Hey, Foodwala’s… welcome to another tale of Alfie Foodwala.
As a fan of the silver screen, I was watching the seminal Russell Crowe movie ” A Good Year”
the antipodean Mr Crowe is a high powered Investment banker in London and is overworked and totally stressed out, he then gets word that his paternal uncle has passed away in Provençe and left him a Chateau and vineyard, so he takes time from his crazy schedule to fly to Cucuron and sell the estate.
Mr Crowe plans to dispose of the asset over a long weekend and be back in the City for the Monday trading bell.
Little did he know that things were not to go to plan and the estate and Vineyard needed some investment for it to be sold.
The Estate not only needed monetary investment but also required an investment of time and love.
Que some absolutely gratuitous shots of the Provençal countryside and the archetypical rustic French village with its town square and a bistro serving, real Provençal food, which is high-spirited but simple fare, focusing on enhancing the taste and texture of fresh local ingredients like tomatoes, garlic, saffron, peppers, anchovies, olives, olive oil and wild herbs.
A long story short Mr Crowe falls in love with Provençe and decides to pack in his life in London and enjoy the back to the basic life of the Chateau and Vineyard and enjoy the familial Provençal food.
The yearning and emptiness Mr Crowe feels, and the subsequent love and finding oneself resonated with me and prompted my own journey with Goblee Foodwala to our ancestral farm in deepest darkest Punjab next month.
So watch this space for our culinary adventures from the Punjab.
I have digressed, the reason for the sepia-toned homage to Provençe, is its simple yet delicious cuisine and that was what I witnessed created at Alchemilla.
I was intrigued by what Alchemilla described at Mediterranian cuisine, was it going to serve pizza? or hummus?
the website did not give anything away so I went on my voyage of discovery.
The decor is Scandi Minimalist so it was not giving up its secrets.
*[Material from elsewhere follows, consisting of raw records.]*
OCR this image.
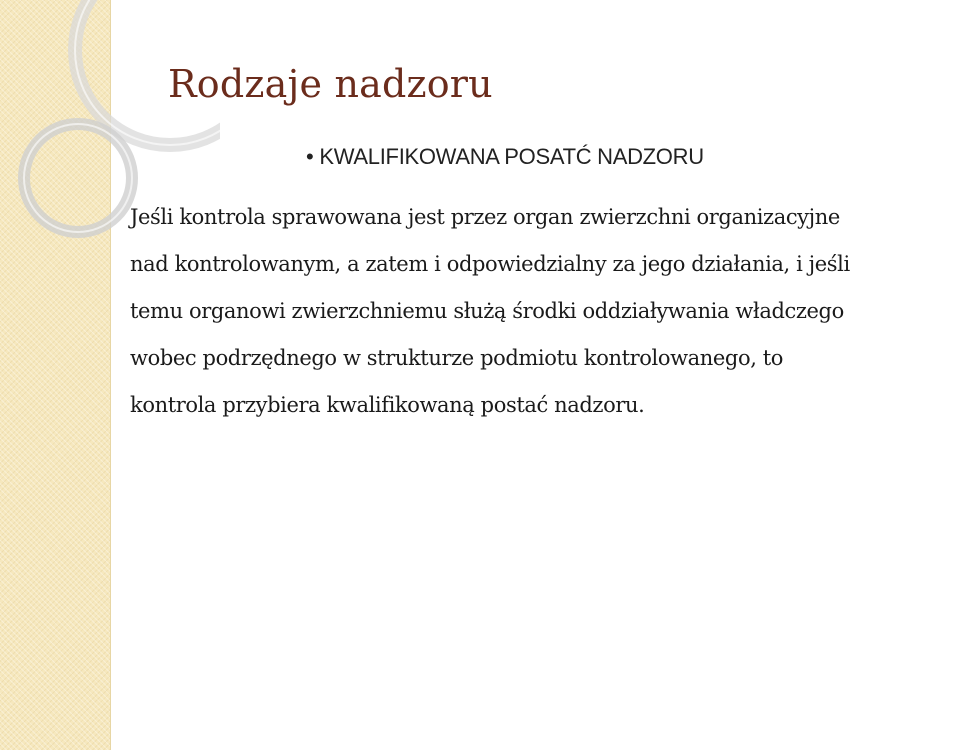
Rodzaje nadzoru
• KWALIFIKOWANA POSATĆ NADZORU

Jeśli kontrola sprawowana jest przez organ zwierzchni organizacyjne
nad kontrolowanym, a zatem i odpowiedzialny za jego działania, i jeśli
temu organowi zwierzchniemu służą środki oddziaływania władczego
wobec podrzędnego w strukturze podmiotu kontrolowanego, to
kontrola przybiera kwalifikowaną postać nadzoru.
I kicked off the proceedings with some bread and olives, this was not just any bread, the freshly baked Foccacia was amazing, the high gluten flour was drizzled with cold pressed olive oil and sprinkled with rosemary, the master baker turned what was essentially flour and water into a work of art and the crispy crust gave way to a light soft pillowy centre not the dense stodginess of commercially produced Foccacia’s found in the paint by numbers Italian restaurants.
Alchemilla dispenses with the idea of starters, mains and desserts, the waiting staff recommended just ordering a few dishes to share communal style.
Next up was the sublime Butternut Squash Risotto with walnuts, brown butter and fried Sage.
The Risotto was cooked with a experts hand, the Arborio rice was al dente yet creamy and the squash and brown butter was silky and delicate…absolutely delicious.
I was next presented with the grilled Bay of Biscay Mackeral on a bed of green apple, celery and raisins salad drizzled with aioli.
The Mackeral was delicately grilled without compromising the oily texture and in turn, the oiliness of the fish was magnificently offset with the freshness of the celery and apple salad, the sweet raisins added another element to the simple yet complex dish.
Denser than Choloclate mousse, this ganache-like cremoso was absolutely decadent.
the honeycomb and hazelnuts elements helped temper the dark chocolate cremoso and a touch of sea salt flakes helped equalise the sweetness.. again delicious.
In conclusion, Rosie Healy learnt her trade from Mr Ottolenghi and has bought the delights of Provençal/Mediterranian cooking to Glasgow, the ingredients were fresh and simple yet the flavour notes were complex.
I really enjoyed my senses and palette being opened up and introduced to a new experience.